Tuesday, January 31, 2012

The Last Dickens, by Matthew Pearl

In his most enthralling novel yet, the critically acclaimed author Matthew Pearl reopens one of literary history’s greatest mysteries. The Last Dickens is a tale filled with the dazzling twists and turns, the unerring period details, and the meticulous research that thrilled readers of the bestsellers The Dante Club and The Poe Shadow.

Boston, 1870. When news of Charles Dickens’s untimely death reaches the office of his struggling American publisher, Fields & Osgood, partner James Osgood sends his trusted clerk Daniel Sand to await the arrival of Dickens’s unfinished novel. But when Daniel’s body is discovered by the docks and the manuscript is nowhere to be found, Osgood must embark on a transatlantic quest to unearth the novel that he hopes will save his venerable business and reveal Daniel’s killer.

Danger and intrigue abound on the journey to England, for which Osgood has chosen Rebecca Sand, Daniel’s older sister, to assist him. As they attempt to uncover Dickens’s final mystery, Osgood and Rebecca find themselves racing the clock through a dangerous web of literary lions and drug dealers, sadistic thugs and blue bloods, and competing members of Dickens’s inner circle. They soon realize that understanding Dickens’s lost ending is a matter of life and death, and the hidden key to stopping a murderous mastermind.


  1. I really loved this book. I think I first read this book after discovering it in the Strand downtown in New York my favorite book store in the world.
    I thought the look at the publishing industry in the late 19th century was very interesting. Not one of those things that you think about, I kept thinking to myself that this would be interesting to Grant and Alyssa since they have started working in this type of stuff.
    I personally love these type of historical fiction novels and I have a hard time putting them down. As I had read the book once already it is hard for me to say I didn't see certain plot twists coming. One of the most interesting things to me is to try and visualize certain characters and the character of Herman sure can let your imagination run wild.
    All in all I loved the book, easy read that is hard to put down.

  2. I also love this book. I wanted to plug Matthew Pearl's other books as well. I loved the Poe Shadow and The Dante Club. I love this type of historical fiction. I put his newest book on hold at the library- The Technologists. It looks great also.

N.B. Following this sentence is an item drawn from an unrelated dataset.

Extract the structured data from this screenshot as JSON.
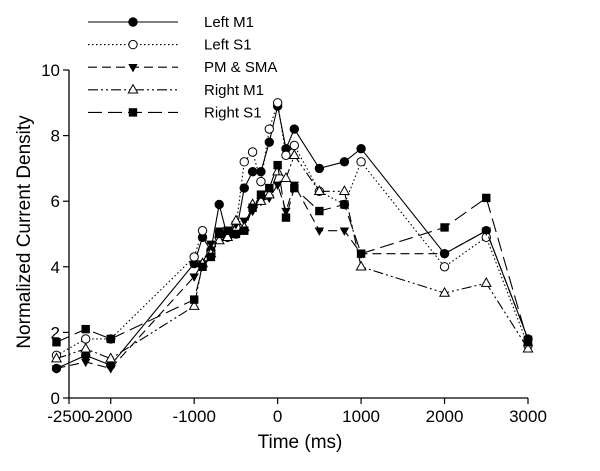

  3. I just finished The Last Dickens on the train ride home tonight. It took me a little while to get into, as it kept jumping around from India to 1870 to 1867 without a clear connection to where it was all going. I had a similar disjointed feeling reading the first Sherlock Holmes novel (A Study in Scarlet) when it jumped to Utah from London.
    I enjoyed the depiction of the publishing industry in the 1870s (I did not know the history of copyright, for example). I was also intrigued by the treatment of women newly entering the workforce, the arcane rules about divorce, as well as legal opium and its morphine 'cure'.
    I like historical fiction as a great way to learn and retain information about time periods and events in history, but I always wonder how much of it is real and how much is fake, so the Afterward was welcome.
    I felt a bit stupid when Wakefield turned out to be the bad guy, as I should have seen that coming long before I did. I also did not expect him to be Trood, though that was a twist worthy of Dickens.
    The climax was actually very well done, as I could imagine the scenes vividly -- especially the part where Wakefield forces Herman to dance with him -- it would make a good movie.
    All in all, an enjoyable read. I will have to check out his others.

  4. I had very similar thoughts to Jason on this book. Most of the book was very descriptive and visual- lending itself to be a pretty cool movie.
    I loved Rebecca's character and it was interesting to hear how divorce, single women and working women were addressed and the rules involved.
    Overall I had a really hard time getting into this book (I think I re-read the same page four nights in a row!), but once I got about half way through, I was hooked. I'm interested now in reading some real Dickens work.